Le problème de la protection pénale du fœtus illustre les enjeux des méthodes d’interprétation de la loi pénale. L’interprétation par analogie est interdite en droit pénal (Cass. crim. 9 août 1913,
DP 1917. 1. 69), sauf interprétation large des lois pénales favorables (Cass. crim. 8 février 1940,
D. 1940. 1. 651). Sont seules admises l’interprétation littérale et l’interprétation téléologique en cas d’imprécision d’un texte.

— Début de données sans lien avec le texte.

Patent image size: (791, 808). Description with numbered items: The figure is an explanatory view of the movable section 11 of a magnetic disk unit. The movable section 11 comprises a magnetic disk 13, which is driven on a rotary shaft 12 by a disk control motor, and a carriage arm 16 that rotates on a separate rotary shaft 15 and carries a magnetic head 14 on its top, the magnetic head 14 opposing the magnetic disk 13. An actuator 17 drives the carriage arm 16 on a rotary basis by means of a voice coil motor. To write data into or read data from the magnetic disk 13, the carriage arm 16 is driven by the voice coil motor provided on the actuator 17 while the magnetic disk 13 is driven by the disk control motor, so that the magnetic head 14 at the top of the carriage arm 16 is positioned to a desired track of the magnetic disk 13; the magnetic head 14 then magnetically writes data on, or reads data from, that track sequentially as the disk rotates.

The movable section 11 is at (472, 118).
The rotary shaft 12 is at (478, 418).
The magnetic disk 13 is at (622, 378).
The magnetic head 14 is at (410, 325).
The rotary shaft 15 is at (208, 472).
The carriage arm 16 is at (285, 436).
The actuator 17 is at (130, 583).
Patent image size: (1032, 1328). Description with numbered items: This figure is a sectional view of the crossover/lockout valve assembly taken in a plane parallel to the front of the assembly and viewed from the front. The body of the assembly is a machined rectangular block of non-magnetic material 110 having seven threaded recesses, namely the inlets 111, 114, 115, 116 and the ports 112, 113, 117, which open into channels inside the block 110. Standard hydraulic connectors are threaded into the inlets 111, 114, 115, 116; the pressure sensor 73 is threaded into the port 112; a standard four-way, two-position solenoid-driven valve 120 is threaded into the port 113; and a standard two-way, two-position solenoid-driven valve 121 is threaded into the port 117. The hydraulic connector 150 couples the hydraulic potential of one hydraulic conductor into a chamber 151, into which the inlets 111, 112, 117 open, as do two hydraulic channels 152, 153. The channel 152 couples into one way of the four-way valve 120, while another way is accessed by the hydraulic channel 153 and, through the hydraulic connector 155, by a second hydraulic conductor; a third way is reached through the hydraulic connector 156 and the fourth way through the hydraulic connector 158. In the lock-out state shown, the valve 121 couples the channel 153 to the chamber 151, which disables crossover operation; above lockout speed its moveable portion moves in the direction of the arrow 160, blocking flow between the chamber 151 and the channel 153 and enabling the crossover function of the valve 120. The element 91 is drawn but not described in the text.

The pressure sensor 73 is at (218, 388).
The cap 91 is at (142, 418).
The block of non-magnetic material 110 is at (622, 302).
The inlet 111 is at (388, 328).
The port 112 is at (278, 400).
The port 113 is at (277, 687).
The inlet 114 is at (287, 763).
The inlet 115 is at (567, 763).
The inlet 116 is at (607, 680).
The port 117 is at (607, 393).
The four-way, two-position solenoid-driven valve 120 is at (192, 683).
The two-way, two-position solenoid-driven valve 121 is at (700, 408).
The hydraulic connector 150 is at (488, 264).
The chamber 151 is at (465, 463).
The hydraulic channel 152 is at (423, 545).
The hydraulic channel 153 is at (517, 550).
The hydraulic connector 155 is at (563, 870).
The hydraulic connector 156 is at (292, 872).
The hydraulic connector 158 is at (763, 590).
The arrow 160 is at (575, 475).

L’article 221-6 du Code pénal vise « autrui » en tant que victime de l’homicide involontaire. Si autrui désigne indéniablement une personne, la question demeure de savoir si l’embryon ou le fœtus peuvent y être assimilés. Étant donné l’imprécision du texte sur ce point, il est vain de rechercher la
ratio legis du texte dans les travaux préparatoire du Code pénal nouveau. Cependant, il est possible d’avoir recours à des principes généraux
du droit (Cass. crim. 8 février 40,
op. cit.), et donc au domaine du droit à la vie, dans la mesure où l’homicide involontaire tire sa raison d’être de la protection de ce droit (la jurisprudence de la Cour européenne des droits de l’homme estime que le droit à la vie posé par l’article 2 de la Convention oblige les États signataires à prévoir une législation pénale dissuadant de commettre des atteintes à ce droit : CEDH, 28 oct. 1998,
Osman c/ R.-U.,
Rec. 1998, VIII). Cependant, le recours à la notion de droit à la vie suscite davantage de difficultés qu’il n’en résout. En effet, s’il est accordé depuis le début de la vie, il est susceptible de remettre en cause la législation sur l’avortement. L’article 16 du Code civil protégeant la vie dès son commencement s’intègre dans un corpus juridique qui réglemente l’avortement. Il ne pose donc pas un droit à la vie, mais assure la protection de la vie selon des modalités qui permettent l’avortement. Les tentatives d’interprétation téléologique semblent dès lors délicates à mettre en œuvre et la chambre criminelle évite cet écueil en se fondant sur l’interprétation stricte de la loi pénale. L’inapplication de l’article 221-6 du Code pénal au fœtus sera par la suite maintenue et même réaffirmée en assemblée plénière (Ass. plén. 29 juin 2001,
Bull. crim. 165), mais la Cour évoquera alors également le respect du principe de la légalité criminelle. À la suite de cela, la chambre criminelle reprendra la solution sur le double fondement de l’interprétation stricte et du respect du principe de la légalité criminelle. Le recours à ce principe n’est pas contestable, mais il est possible de douter de la parfaite rationalité de sa mise en œuvre. En effet, le respect du principe de la légalité criminelle et de l’interprétation stricte de la loi pénale commandent de s’en tenir aux termes employés par la loi. Si toute interprétation commence par être littérale, c’est particulièrement vrai en matière pénale. Lorsqu’un terme se révèle ambigu, comme pouvant être interprété dans des sens différents, le respect du principe de l’interprétation stricte ne commande pas nécessairement de choisir l’interprétation la plus étroite. En réalité, afin de préserver l’entière utilité du texte et éviter les lacunes répressives, il conviendrait de privilégier plutôt le sens le plus englobant, sauf, bien entendu, à ce que les raisons d'interprétation – de nature téléologiques – l’emportent au profit d’un sens plus étroit. Il n’est pas certain que ce soit le cas ici, en raison du silence gardé sur les limites du droit à la vie, alors que l’arrêt attaqué prenait parti sur ce point. Certes, cette question est extrêmement délicate et la Cour européenne des droits de l’homme elle-même évite de se prononcer (CEDH, 8 juillet 2004,
Vo c/ France,
D. 2004, jur. 2456, note J. Pradel ;
JCP (G) 2004. II. 10158, note M. Levinet). Quoi qu’il en soit, il se produit un amalgame entre interprétation stricte et restrictive qui n’est pas fondé sur la
ratio legis du texte,
mais juste sur l’article 111-4 du Code pénal qui ne commande pas nécessairement une telle confusion. Il s’ensuit des conséquences regrettables que la chambre criminelle n’a pu éviter, pour rester par la suite fidèle à sa position initiale. Elle a ensuite considéré qu’un enfant mort-né, en raison d’un dépassement de terme dû à une faute médicale ne rentrait pas dans les prévisions de l’article 221-6 du Code pénal, ce qui n’est pas loin de s’apparenter à une lacune répressive. Ainsi, l’auteur d’une imprudence mortelle échappe ou non à toute condamnation selon que l’enfant est mort-né ou a pu naître vivant. La jurisprudence criminelle, sous couvert du respect du principe de la légalité criminelle, introduit une subtilité non expressément prévue par la loi et crée ainsi une lacune répressive qui peut être particulièrement choquante pour les parents concernés.